In the introduction section, please, could the authors better clarify technical process that lead to CAR T-cell preparation? In particular, could the authors define if quality check in CAR T preparation are required?

Answer:

CARs are laboratory made immune-receptors that modify lymphocytes to target and eliminate cells that express a specific antigen on their surface. T cells harvested from the patient’s own blood (autologous) or healthy donor’s blood (allogeneic) are genetically engineered to express a specific CAR. For safety reasons, CAR T-cells are conceived to target a specific antigen for the tumor cell and not the normal cell.

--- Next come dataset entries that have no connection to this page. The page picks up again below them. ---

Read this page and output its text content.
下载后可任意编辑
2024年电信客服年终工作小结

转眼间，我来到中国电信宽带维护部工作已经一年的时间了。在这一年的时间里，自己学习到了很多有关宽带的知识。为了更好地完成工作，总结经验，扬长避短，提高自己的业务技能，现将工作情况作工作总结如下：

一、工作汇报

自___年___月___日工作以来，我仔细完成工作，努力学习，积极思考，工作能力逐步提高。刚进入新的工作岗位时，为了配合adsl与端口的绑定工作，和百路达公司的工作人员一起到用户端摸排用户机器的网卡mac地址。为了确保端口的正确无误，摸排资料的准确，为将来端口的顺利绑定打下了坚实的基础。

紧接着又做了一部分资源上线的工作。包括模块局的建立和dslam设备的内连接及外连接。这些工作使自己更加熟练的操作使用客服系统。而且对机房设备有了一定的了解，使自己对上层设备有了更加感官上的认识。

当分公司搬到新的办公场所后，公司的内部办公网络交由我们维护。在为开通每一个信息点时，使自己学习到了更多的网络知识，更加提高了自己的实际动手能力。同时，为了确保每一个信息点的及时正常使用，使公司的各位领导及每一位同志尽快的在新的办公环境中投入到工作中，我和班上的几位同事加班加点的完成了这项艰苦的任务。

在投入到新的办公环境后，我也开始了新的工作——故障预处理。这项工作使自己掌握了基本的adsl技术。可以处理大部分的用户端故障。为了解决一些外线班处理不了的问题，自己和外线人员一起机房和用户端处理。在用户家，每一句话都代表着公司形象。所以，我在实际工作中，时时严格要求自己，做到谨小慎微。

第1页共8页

*As far as we know, there is no advised quality check for CAR T-cell preparation. The only method that can be done for the moment to bring a cellular therapy like this with a complex manufacturing process to a larger, international patient population is to generate high-quality vectors and to understand the long-term safety of gene therapy and anticipate global regulatory concerns.

 

Request 3:

In each sub section, please could the authors report the preliminary clinical data when they are available?

Answer:

We revised the status of all the trials and studies that promoted the use of specific targets for CAR T-cell therapy and we couldn’t find significant updates at the moment. For the ongoing clinical trials, the patients recruitment status wasn’t reached considering most of the trials are relatively recently developed. Some of the studies have completion deadline for 2021-2023.

  *The clinical trial relevant for ref. 141 finished on 17 Dec 2019 and has determined the safety and feasibility profile of the chimeric antigen receptor T cells transduced with the anti-CD133 for relapsed and refractory malignancies including CRC. CD133 acts as an attractive target for CAR T-cell therapy.